Why have these key recommendations not been acted upon? Can you tell the House when they will be? When will the House see, for example, legislation implementing as child safe organisation framework? Also, what is the time frame for full implementation of the royal commission's recommendations?

 

ANSWER

Ms ARCHER - Thank you, Mr Speaker and I thank the Leader of the Greens, Ms O'Connor, for her question.

As the Premier has rightly pointed out, of the 409 recommendations from the national Royal Commission into Institutional Responses to Child Sexual Abuse, 307 are relevant to Tasmania. The remainder are relevant only to other jurisdictions, the federal government or non-government religious institutions.

I am pleased to report that 198 recommendations have been substantially or fully implemented with the remaining matters continuing to be progressed. I want to explain this before I get to your child safe question.
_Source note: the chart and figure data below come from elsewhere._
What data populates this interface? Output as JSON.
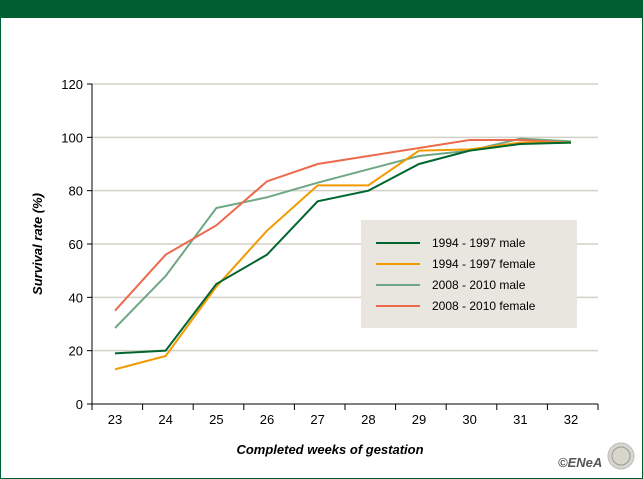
{
  "chart_data": {
    "type": "line",
    "xlabel": "Completed weeks of gestation",
    "ylabel": "Survival rate (%)",
    "ylim": [
      0,
      120
    ],
    "yticks": [
      0,
      20,
      40,
      60,
      80,
      100,
      120
    ],
    "x": [
      23,
      24,
      25,
      26,
      27,
      28,
      29,
      30,
      31,
      32
    ],
    "grid": true,
    "legend_position": "center-right",
    "series": [
      {
        "name": "1994 - 1997 male",
        "color": "#00662f",
        "values": [
          19,
          20,
          45,
          56,
          76,
          80,
          90,
          95,
          97.5,
          98
        ]
      },
      {
        "name": "1994 - 1997 female",
        "color": "#f29a00",
        "values": [
          13,
          18,
          44,
          65,
          82,
          82,
          95,
          95.5,
          98,
          98
        ]
      },
      {
        "name": "2008 - 2010 male",
        "color": "#6fa785",
        "values": [
          28.5,
          48,
          73.5,
          77.5,
          83,
          88,
          93,
          95,
          99.5,
          98.5
        ]
      },
      {
        "name": "2008 - 2010 female",
        "color": "#ec6a4c",
        "values": [
          35,
          56,
          67,
          83.5,
          90,
          93,
          96,
          99,
          99,
          98
        ]
      }
    ]
  },
  "credit": "©ENeA",
  "colors": {
    "brand": "#005f32",
    "legend_bg": "#e8e6df",
    "grid": "#d3d0c6"
  }
}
Of these outstanding recommendations they are of a complex legal nature that involves substantial reforms to existing systems; for example, the need to appropriately balance the privacy of individuals with the information-sharing elements that underpin a significant proportion of these remaining recommendations, or they are multi-faceted recommendations that need to be considered in the Tasmanian context. However, the scoping and analysis work is underway to ensure these recommendations can be effectively implemented in Tasmania to achieve the intended outcomes, which is to protect the safety of Tasmania's children. This is complicated work and it is important that we do not rush it. We need to make sure that the changes are appropriate and that we get it right.

That brings me to your question about child safe organisations. We have already committed to introducing a legislative framework that ensures organisations providing services for children prevent and appropriately respond to child sexual abuse.
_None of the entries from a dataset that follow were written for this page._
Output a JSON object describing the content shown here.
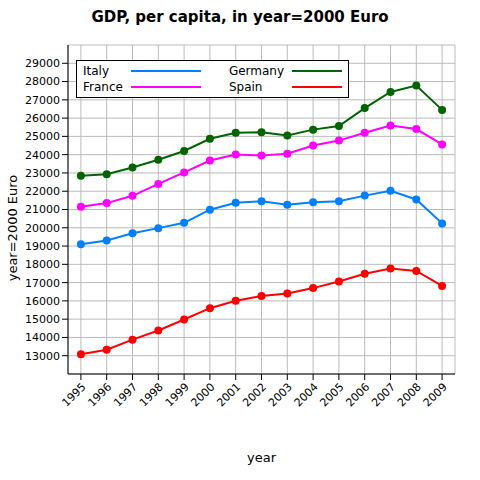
{
  "chart_data": {
    "type": "line",
    "title": "GDP, per capita, in year=2000 Euro",
    "x_label": "year",
    "y_label": "year=2000 Euro",
    "x": [
      1995,
      1996,
      1997,
      1998,
      1999,
      2000,
      2001,
      2002,
      2003,
      2004,
      2005,
      2006,
      2007,
      2008,
      2009
    ],
    "xlim": [
      1994.5,
      2009.5
    ],
    "xticks": [
      1995,
      1996,
      1997,
      1998,
      1999,
      2000,
      2001,
      2002,
      2003,
      2004,
      2005,
      2006,
      2007,
      2008,
      2009
    ],
    "ylim": [
      12000,
      30000
    ],
    "yticks": [
      13000,
      14000,
      15000,
      16000,
      17000,
      18000,
      19000,
      20000,
      21000,
      22000,
      23000,
      24000,
      25000,
      26000,
      27000,
      28000,
      29000
    ],
    "grid": true,
    "legend": "top-left",
    "marker": "circle",
    "series": [
      {
        "name": "Italy",
        "color": "#0080ff",
        "values": [
          19100,
          19300,
          19700,
          19980,
          20270,
          20990,
          21370,
          21450,
          21260,
          21400,
          21450,
          21760,
          22020,
          21550,
          20240
        ]
      },
      {
        "name": "France",
        "color": "#ff00ff",
        "values": [
          21150,
          21350,
          21750,
          22400,
          23030,
          23680,
          24010,
          23950,
          24050,
          24500,
          24770,
          25200,
          25600,
          25400,
          24560
        ]
      },
      {
        "name": "Germany",
        "color": "#006400",
        "values": [
          22850,
          22930,
          23300,
          23720,
          24200,
          24870,
          25200,
          25220,
          25050,
          25370,
          25570,
          26550,
          27430,
          27780,
          26450
        ]
      },
      {
        "name": "Spain",
        "color": "#ff0000",
        "values": [
          13080,
          13330,
          13880,
          14380,
          14980,
          15600,
          16010,
          16270,
          16400,
          16700,
          17060,
          17480,
          17770,
          17640,
          16820
        ]
      }
    ]
  }
}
The draft child safe organisations bill 2020, which proposes to create a stand alone piece of legislation and establish the principles for the safety and wellbeing of children and child safe standards, was released for public consultation between 22 December last year and 19 February this year. The bill outlines the proposed approach to implementing key recommendations of the Royal Commission into Institutional Responses to Child Sexual Abuse by establishing the principles for the safety and wellbeing of children and the child safe standards.

Ms O'Connor - Why is it taking so long?

Ms ARCHER - I am getting to that, Ms O'Connor.
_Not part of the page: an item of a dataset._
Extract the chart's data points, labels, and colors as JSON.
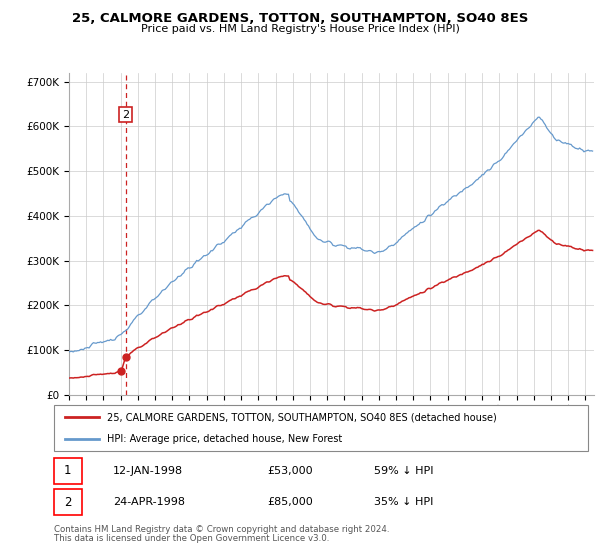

The 22 submissions received are currently being reviewed by the Department of Justice with options continuing to be developed in order to be provided to government for consideration. Together with the Minister for Children and Youth, I recently met with the Victorian Principal Commissioner for Children and Young People and the Tasmanian Commissioner for Children and Young People. That meeting was at the request of our children's commissioner to learn more about the Victorian model and consider any further options that may be suitable for the Tasmanian context.

It is important that we take that Victorian model into consideration. It was as a direct result of our Commissioner for Children and Young People. The draft legislation that we currently have put out for public consultation might need to be amended to suit that better model. I have spoken to our commissioner and we would prefer to have a much better framework and legislation and ensure that we adequately consult on that with any further submissions that need to be made. We will get that work done as quickly as possible.

I intend to ensure that we have legislation before this House despite the work of the commission of inquiry. It may well be once there are recommendations coming out of the inquiry that further work may need to be done to that at a later stage, but we will not be delaying that. The only delay has been to ensure that we have a model that is best practice, best standard, across our nation. To that end I have been asked by our Commissioner for Children and Young People to look at the Victorian model and that is exactly what we are doing.